Upon checking it is identified that there are blanks and null values in the observations hence datasets can be determined as not reliable. This dataset generated by respondents to a distributed survey via Amazon Mechanical Turk between 03.12.2016-05.12.2016 hence it is from a 2nd party data source and 6 years old data. This dataset has been provided for public domain via License and clears privacy, security and accessibility issues.
Dataset is not complete or accurate. There are issues in the datasets those needs to be cleaned before analyzing.
sum(is.null(activity))
## [1] 0
sum(is.null(sleep))
## [1] 0
sum(is.null(intensities))
## [1] 0
sum(is.null(calories))
## [1] 0
sum(is.null(steps))
## [1] 0
activity$ActivityDate <- mdy(activity$ActivityDate)

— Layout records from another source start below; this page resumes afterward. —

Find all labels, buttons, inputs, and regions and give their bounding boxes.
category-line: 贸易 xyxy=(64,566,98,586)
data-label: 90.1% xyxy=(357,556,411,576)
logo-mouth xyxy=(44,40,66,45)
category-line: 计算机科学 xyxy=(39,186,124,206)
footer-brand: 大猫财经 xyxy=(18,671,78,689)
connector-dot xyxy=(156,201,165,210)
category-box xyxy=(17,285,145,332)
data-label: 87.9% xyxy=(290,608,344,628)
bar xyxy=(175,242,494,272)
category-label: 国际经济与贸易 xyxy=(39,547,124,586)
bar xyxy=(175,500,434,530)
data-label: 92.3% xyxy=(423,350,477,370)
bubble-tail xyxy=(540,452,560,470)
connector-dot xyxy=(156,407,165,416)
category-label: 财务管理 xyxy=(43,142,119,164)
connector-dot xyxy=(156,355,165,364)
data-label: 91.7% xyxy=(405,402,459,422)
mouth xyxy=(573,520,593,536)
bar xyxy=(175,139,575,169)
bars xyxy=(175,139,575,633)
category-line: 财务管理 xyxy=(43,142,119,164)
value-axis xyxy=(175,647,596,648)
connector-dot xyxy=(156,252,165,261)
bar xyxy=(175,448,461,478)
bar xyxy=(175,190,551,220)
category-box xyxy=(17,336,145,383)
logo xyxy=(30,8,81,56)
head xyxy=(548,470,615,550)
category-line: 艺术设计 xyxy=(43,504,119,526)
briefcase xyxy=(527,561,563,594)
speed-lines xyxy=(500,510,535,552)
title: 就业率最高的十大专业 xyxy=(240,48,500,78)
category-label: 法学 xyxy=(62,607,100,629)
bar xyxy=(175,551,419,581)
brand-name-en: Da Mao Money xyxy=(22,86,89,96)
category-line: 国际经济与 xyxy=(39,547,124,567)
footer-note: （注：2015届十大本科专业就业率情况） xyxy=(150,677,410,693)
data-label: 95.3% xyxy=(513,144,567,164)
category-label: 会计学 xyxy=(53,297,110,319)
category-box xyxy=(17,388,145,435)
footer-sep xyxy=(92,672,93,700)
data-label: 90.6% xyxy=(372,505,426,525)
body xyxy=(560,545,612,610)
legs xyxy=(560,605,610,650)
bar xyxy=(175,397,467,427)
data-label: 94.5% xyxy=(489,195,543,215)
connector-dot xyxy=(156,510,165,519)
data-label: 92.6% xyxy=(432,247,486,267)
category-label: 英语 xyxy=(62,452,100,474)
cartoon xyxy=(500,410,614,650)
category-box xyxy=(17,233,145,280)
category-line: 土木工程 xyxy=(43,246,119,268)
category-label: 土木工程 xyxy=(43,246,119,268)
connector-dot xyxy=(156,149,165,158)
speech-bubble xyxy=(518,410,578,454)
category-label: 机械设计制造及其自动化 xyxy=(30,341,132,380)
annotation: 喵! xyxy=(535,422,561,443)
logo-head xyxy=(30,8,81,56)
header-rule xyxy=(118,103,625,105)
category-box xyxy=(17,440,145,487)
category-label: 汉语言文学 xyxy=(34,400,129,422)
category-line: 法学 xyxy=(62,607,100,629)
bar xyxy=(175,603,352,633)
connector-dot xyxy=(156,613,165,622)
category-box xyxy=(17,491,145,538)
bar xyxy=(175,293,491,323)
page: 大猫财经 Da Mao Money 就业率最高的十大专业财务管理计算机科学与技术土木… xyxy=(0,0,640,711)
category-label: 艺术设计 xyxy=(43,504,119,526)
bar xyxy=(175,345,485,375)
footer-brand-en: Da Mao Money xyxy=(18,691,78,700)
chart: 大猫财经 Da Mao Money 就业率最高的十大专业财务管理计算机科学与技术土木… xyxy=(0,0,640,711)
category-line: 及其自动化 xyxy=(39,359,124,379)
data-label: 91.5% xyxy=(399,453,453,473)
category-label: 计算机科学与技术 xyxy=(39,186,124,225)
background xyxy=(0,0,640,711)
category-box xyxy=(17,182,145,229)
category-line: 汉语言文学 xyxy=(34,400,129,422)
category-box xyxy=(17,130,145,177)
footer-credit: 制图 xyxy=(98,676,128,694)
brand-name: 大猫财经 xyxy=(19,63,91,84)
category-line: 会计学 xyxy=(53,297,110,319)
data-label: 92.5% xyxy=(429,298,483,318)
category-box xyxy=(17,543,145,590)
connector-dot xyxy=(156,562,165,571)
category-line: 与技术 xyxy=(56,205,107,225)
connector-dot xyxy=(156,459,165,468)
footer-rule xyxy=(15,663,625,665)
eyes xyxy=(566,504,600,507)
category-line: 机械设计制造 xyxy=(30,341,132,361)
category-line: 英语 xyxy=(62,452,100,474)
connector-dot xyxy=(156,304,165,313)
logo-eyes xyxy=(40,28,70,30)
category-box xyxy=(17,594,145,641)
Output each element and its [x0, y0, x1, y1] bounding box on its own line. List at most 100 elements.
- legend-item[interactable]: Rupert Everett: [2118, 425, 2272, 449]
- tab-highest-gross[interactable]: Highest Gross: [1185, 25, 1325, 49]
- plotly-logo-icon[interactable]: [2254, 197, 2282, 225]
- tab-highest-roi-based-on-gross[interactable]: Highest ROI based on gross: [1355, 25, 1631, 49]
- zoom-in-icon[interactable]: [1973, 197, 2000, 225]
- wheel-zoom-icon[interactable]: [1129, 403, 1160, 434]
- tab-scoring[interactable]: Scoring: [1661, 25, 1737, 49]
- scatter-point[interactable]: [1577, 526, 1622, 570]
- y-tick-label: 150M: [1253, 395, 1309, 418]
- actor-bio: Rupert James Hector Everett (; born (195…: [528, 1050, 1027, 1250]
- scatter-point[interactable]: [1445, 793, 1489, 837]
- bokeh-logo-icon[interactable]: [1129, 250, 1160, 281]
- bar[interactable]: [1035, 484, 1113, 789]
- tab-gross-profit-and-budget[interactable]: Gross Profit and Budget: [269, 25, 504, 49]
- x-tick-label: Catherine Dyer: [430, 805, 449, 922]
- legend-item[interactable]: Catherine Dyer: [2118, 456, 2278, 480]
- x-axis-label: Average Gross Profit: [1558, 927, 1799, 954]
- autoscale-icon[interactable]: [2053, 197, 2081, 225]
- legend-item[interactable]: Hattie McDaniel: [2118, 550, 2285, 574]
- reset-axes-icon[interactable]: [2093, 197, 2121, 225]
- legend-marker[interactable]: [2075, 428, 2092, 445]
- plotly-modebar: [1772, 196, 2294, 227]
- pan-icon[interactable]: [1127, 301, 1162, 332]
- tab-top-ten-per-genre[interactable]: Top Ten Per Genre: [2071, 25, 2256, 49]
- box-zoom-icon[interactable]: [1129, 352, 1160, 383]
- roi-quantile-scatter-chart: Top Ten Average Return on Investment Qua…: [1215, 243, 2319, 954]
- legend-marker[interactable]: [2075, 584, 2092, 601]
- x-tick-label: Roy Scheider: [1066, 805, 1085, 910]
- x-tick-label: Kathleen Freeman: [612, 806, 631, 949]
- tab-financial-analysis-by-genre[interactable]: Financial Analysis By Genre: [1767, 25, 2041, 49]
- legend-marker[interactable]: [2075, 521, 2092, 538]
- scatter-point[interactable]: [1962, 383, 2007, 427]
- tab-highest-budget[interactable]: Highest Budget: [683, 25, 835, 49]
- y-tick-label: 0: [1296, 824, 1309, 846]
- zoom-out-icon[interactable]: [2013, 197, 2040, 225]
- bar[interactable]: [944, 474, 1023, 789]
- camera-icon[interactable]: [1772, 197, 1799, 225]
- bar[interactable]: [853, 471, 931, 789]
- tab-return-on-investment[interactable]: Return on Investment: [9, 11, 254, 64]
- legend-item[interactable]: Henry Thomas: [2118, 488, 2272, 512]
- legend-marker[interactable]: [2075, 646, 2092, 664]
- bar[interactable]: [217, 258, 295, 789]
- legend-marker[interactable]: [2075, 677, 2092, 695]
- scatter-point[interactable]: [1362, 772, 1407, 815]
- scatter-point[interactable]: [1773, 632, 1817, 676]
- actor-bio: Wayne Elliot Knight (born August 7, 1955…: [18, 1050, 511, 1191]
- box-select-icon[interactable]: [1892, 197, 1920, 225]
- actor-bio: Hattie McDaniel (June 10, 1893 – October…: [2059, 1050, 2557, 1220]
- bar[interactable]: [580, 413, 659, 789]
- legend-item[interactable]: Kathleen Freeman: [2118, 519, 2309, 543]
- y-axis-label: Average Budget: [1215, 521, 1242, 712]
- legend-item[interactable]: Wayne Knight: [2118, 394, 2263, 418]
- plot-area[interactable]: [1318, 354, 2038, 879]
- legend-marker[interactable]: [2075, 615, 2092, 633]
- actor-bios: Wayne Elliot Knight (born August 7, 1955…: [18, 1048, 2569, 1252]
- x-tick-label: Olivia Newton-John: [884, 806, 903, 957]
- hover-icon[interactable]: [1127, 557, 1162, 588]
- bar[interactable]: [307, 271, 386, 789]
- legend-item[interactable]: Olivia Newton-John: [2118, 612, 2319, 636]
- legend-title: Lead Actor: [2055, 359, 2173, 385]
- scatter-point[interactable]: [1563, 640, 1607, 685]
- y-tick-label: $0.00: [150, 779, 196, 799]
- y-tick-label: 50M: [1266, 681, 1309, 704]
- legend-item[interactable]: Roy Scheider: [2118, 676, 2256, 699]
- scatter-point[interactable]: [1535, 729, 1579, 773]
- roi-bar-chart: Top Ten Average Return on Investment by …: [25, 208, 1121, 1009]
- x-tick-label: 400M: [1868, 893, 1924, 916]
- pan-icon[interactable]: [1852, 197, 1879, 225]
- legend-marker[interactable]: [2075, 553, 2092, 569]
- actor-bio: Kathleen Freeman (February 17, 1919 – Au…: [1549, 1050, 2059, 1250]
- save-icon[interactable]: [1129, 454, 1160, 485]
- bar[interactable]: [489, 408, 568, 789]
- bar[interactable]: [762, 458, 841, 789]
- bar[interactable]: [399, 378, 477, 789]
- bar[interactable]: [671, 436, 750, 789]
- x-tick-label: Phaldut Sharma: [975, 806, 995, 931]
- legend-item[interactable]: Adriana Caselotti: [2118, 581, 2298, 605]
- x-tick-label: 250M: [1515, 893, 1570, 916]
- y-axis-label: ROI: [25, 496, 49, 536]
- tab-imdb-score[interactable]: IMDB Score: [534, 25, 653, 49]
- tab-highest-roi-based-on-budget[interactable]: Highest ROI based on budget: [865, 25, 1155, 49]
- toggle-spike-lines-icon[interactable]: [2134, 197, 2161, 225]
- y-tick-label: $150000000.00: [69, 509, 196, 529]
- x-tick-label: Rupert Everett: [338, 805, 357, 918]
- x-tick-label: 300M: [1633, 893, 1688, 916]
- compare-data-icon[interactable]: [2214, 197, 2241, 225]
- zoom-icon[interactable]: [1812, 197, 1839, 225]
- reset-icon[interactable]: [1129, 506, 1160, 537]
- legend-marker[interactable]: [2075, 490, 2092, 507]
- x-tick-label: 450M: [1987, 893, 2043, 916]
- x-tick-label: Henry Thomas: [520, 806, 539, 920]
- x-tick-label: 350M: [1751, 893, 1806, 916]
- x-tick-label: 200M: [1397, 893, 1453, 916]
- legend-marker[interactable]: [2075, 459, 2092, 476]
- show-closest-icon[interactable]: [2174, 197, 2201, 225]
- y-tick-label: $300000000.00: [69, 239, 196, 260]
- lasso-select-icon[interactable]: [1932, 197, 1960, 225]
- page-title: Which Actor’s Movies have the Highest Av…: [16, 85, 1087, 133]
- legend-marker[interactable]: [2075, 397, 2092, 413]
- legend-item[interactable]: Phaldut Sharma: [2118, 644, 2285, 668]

sleep$SleepDay <- mdy_hms(sleep$SleepDay)
calories$ActivityHour <- mdy_hms(calories$ActivityHour)
intensities$ActivityHour <- mdy_hms(intensities$ActivityHour)
steps$ActivityHour <- mdy_hms(steps$ActivityHour)
activity <- rename_with(activity, tolower)
sleep <- rename_with(sleep, tolower)
intensities <- rename_with(intensities, tolower)
calories <- rename_with(calories, tolower)
steps <- rename_with(steps, tolower)
activity <- activity %>%
mutate(weekday = weekdays(activitydate))